The number of asylum seekers in Colchester has risen dramatically since housing providers started taking over cheap HMO property, some of which had previously been used as student accommodation. There are now 20 such houses in Colchester. Two house families, one a single vulnerable woman, and the rest between 3 and 6 residents each. There are several other houses which will soon also be filled. The nationalities of the 60 people already registered with RA-C include: India, Vietnam, Grenada, St Vincent, Ethiopia, Iraq, Iran, Sudan, Ghana, Syria, Eritrea, Angola, Yemen, Albania, Pakistan, Ivory Coast, Kuwait, Bangladesh, and Afghanistan. In the houses, the residents are grouped together randomly; a nice way to learn and mix, you might think, but it’s not always smooth sailing and without complications. Often the communication barrier causes significant problems, sometimes friction, and in some cases a real feeling of isolation.
The clients have a range of needs for us to attend to, most of which are fairly straightforward, like college enrolment, GP registration, urgent dentist appointments (this is difficult as nowhere in Colchester currently taking any new NHS patients, even for emergency treatment), information on vaccine access, legal aid lawyer referrals, and chasing up faulty aspen cards. However, some are much more complex, such as serious medical issues including type 1 diabetes, severe depression, chronic alcoholism, respiratory disease and, commonly, PTSD.
On the positive side, we are thrilled to be able to continue to offer these men access to the Big Garden group, including therapeutic group work, table tennis, and drumming. We’ve also just organised the first ‘forest session’: an adult version of forest school, to run on some Saturdays.
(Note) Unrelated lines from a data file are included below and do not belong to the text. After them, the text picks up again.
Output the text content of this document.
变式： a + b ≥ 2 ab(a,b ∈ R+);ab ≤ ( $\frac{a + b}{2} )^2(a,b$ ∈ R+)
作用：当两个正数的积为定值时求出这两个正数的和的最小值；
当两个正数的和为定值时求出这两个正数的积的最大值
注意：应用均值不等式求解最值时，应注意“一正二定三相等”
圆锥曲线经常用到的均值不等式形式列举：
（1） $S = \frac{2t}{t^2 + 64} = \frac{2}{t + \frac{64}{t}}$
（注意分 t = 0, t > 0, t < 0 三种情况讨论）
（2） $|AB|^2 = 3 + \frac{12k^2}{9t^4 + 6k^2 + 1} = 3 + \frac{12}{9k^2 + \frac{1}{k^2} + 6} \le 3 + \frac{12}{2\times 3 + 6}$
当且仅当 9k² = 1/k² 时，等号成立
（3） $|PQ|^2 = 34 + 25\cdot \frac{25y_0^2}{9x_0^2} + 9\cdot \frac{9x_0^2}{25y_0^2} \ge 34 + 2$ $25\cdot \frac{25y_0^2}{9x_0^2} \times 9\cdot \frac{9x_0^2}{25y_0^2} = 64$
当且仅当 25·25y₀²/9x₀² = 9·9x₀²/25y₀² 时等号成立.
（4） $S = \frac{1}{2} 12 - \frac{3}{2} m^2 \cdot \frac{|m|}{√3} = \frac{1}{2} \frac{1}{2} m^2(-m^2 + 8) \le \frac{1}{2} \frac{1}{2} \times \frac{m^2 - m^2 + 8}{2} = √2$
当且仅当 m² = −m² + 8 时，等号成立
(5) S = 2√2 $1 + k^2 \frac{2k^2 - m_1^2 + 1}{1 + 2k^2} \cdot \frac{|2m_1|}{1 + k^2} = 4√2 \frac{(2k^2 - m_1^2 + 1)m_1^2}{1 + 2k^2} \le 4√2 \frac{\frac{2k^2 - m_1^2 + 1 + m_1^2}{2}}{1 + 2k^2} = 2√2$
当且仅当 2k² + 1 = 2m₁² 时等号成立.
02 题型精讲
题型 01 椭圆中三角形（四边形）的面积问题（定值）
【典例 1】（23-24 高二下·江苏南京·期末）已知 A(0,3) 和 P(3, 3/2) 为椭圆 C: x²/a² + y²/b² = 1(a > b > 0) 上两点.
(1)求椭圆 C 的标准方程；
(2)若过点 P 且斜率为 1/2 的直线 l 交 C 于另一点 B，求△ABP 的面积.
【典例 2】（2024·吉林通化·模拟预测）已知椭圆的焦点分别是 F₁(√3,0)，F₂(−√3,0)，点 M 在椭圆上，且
Seeing the difference in them when they attend these sessions is incredible: this work is so important and so valued.These bonding activities, together with our amazing foodbank (staffed by a fairly new team of friendly office volunteers) have been integral to helping these men feel that life may become manageable whilst they sit out their long wait on their asylum claim.
In addition to the houses, we are now helping with a very large new cohort of asylum seekers in initial accommodation here in Colchester, who are being temporarily housed in a large hotel. These people have just arrived from the small boats in the channel, and we are currently working out what kind of support is being provided by the Home Office and how we will be able to support them. There are many concerns from us and others about the inappropriate location of the hotel and absence of any shops or distractions within walking distance. It is also uncertain how long they will be obliged to stay in this ‘temporary’ accommodation.
Although the fact that Colchester is now a dispersal town may seem a little overwhelming, given the numbers, we at RA-C see it as a huge positive. At least all the people in Colchester have support available to them. We know how damaging being an asylum seeker in the UK can be, and at least we are here to help in all the ways we do. In the office we truly feel it’s a privilege to be part of their journeys, and we always enjoy learning about those we meet. We will continue to individualise people, look at their specific needs and react accordingly; and take joy in getting to know each and every one that walks through our door at number 15. We are so lucky!